Of note, several edge cases may arise when comparing the structure of a given transcript with the structure of the canonical transcript isoform of the corresponding gene, including:
- The input transcript is intergenic (no canonical transcript isoform is available to serve as a frame of reference)
- The input transcript itself is the canonical transcript isoform of the corresponding gene
- The input transcript does not overlap at all with the canonical transcript isoform
- The input transcript only differs in transcript ends relative to the canonical transcript isoform
Detailed usage information for our script is shown below:
python Find_AS_Events.py [-h] -i /path/to/input/transcripts/GTF -r /path/to/reference/GTF -o /path/to/output/file
script arguments:
-h, --help show this message and exit
-i /path/to/input/transcripts/GTF path to GTF file containing genomic coordinates of input transcripts
-r /path/to/reference/GTF path to GTF file containing reference gene annotations from GENCODE
-o /path/to/output/file path to output file
Our script will subsequently generate a tab-delimited file consisting of the following fields:
- Field 1: Chromosome
- Field 2: Strand
- Field 3: Gene ID
- Field 4: Input transcript ID
- Field 5: Canonical transcript ID
- Field 6: Comma-separated list of genomic coordinates describing alternative splicing event (input transcript)

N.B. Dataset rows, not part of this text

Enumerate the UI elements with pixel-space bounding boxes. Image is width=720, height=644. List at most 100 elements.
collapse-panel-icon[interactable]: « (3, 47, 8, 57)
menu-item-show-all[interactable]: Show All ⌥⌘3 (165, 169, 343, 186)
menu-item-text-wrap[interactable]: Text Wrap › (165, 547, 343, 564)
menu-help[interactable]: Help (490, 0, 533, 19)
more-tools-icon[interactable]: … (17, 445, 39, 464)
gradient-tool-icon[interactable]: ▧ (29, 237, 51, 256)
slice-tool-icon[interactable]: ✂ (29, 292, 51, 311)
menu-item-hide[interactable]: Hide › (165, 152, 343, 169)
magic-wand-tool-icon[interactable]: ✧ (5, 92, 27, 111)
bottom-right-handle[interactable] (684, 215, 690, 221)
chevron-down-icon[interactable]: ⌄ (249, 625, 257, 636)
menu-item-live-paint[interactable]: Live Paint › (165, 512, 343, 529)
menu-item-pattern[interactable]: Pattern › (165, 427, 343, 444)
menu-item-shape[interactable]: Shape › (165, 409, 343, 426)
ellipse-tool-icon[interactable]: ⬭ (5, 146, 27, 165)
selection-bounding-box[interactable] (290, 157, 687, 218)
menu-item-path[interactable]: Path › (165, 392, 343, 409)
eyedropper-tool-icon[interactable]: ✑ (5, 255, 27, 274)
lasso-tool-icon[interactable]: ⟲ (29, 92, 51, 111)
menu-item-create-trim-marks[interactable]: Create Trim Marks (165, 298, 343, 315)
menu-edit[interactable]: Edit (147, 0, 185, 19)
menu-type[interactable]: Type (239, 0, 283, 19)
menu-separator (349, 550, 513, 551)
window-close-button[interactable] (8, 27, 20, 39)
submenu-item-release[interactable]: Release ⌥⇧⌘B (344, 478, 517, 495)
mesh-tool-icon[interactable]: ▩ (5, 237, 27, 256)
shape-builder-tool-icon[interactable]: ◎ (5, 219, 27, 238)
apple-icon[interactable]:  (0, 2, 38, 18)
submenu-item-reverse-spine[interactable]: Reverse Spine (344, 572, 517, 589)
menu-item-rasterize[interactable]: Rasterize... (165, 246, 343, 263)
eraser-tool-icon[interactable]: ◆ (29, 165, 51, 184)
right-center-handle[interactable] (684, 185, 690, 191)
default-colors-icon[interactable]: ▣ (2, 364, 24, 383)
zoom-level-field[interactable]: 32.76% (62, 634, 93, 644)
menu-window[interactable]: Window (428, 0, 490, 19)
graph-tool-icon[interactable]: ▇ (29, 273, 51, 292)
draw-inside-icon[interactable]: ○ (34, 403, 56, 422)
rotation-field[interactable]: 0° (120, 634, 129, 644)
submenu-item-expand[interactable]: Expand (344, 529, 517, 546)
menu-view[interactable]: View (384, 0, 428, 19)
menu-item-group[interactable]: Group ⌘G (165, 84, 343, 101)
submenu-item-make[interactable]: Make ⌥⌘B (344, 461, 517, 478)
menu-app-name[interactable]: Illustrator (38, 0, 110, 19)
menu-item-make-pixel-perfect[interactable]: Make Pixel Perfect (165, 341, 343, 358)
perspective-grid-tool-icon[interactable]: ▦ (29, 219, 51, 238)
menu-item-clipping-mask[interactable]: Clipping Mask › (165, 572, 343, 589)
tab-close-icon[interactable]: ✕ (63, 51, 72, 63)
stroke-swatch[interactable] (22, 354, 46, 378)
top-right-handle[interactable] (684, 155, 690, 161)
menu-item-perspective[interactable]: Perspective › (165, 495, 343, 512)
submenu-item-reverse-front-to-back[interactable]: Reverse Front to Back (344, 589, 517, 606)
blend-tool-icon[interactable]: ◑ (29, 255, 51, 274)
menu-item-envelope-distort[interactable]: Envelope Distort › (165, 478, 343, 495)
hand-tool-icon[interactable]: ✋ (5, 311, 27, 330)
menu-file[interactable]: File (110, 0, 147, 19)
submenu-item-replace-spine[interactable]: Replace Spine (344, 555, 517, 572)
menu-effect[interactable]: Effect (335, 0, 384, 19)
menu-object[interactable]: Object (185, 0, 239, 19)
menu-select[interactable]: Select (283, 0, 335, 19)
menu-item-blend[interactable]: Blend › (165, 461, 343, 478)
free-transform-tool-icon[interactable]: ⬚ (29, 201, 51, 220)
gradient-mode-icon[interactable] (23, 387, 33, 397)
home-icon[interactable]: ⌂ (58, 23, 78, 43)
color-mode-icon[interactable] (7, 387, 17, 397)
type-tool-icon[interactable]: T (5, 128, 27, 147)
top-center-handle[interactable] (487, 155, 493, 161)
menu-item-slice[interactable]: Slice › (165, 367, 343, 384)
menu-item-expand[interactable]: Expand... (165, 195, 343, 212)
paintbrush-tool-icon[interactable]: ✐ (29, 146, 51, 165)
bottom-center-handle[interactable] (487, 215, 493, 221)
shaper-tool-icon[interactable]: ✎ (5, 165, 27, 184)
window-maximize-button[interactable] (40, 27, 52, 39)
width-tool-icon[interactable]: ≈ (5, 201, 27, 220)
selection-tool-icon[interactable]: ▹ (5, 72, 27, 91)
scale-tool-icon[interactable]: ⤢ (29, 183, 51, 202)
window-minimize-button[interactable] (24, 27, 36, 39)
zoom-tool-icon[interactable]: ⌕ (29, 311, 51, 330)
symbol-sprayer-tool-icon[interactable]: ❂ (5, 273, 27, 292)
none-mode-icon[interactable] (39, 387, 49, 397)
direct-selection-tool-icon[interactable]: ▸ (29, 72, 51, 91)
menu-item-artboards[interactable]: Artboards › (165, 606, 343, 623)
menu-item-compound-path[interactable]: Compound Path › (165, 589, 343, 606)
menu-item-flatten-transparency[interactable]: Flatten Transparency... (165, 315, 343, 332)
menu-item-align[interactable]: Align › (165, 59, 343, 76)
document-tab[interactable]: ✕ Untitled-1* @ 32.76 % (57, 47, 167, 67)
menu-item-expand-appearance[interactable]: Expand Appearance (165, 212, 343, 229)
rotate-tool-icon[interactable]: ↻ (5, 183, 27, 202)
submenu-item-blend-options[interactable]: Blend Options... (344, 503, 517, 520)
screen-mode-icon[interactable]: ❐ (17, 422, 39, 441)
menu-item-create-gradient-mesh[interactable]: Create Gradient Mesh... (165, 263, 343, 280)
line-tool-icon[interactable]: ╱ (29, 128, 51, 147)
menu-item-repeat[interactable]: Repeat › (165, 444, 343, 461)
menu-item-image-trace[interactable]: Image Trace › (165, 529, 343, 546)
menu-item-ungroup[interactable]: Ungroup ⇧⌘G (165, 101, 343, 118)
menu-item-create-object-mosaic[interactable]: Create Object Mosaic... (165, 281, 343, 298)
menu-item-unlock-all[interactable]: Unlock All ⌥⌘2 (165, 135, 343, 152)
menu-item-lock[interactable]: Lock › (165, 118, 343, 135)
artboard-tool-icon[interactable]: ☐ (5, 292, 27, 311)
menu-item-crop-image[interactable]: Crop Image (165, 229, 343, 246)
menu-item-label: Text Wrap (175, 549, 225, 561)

- Field 7: Comma-separated list of genomic coordinates describing alternative splicing event (canonical transcript)
- Field 8: Alternative splicing event type
To identify NMD-targeted transcript isoforms, we first retrieved the sequences of discovered transcript isoforms (from a user-supplied reference genome) and searched for open reading frames (ORFs). For discovered transcript isoforms that are annotated as 'basic' protein-coding
in reference transcript annotations, we used the annotated ORF. Alternatively, for other transcript isoforms, we used the longest ORF and required it to encode at least 20 amino acids. Among transcripts with predicted ORFs, we identified those that may be NMD-targeted using the following criteria (adapted from Lindeboom et al., Nat. Genet (2016)):
- The transcript is
$\geq$ 200 nt long - The transcript contains at least one splice junction
-
The 50 nt rule: The predicted stop codon is
$\geq$ 50 nt upstream of the last splice junction (i.e., the transcript harbors a premature termination codon).
We wrote a script, Translation.sh, that searches for ORFs from transcripts contained in an input file of transcript annotations (GTF format). Our script requires (i) a user-supplied reference genome (FASTA format) and (ii) user-supplied reference transcript annotations (GTF format). Prior to running our script, these files should be placed in the files folder. If you are using the GRCh37/hg19 reference genome build, we recommend using this reference genome file and this transcript annotation file. Alternatively, if you are using the GRCh38/hg38 reference genome build, we recommend using this reference genome file and this transcript annotation file.
Detailed usage information for our script is shown below:
python scripts/Translation.py \
--mode long-read \
--trans_gtf /path/to/ESPRESSO/gtf/file \
--isoform_cpm_inf /path/to/isoform_cpm_matrix \
--genome_version hg19 \
--ref_gtf /path/to/reference/gencode/gtf/file \
--out_file /prefix/of/name/of/output/file \
--outf_dir /path/to/folder/of/output/file
script arguments:
-h, --help Show this message and exit
--mode Long-read or short-read RNA-seq data mode, default is long-read
--trans_gtf Generated ESPRESSO gtf file
--isoform_cpm_inf Generated isoform CPM abundance file
--genome_version Choose from ['GRCH38','GRCH37','hg38','hg19']
--ref_gtf Reference gencode annotation gtf
--out_file Prefix of the name of output file
--outf_dir Folder of output
Our script will generate protein FASTA files for both protein-coding transcript isoforms and NMD-targeted transcript isoforms in the user-specified output directory.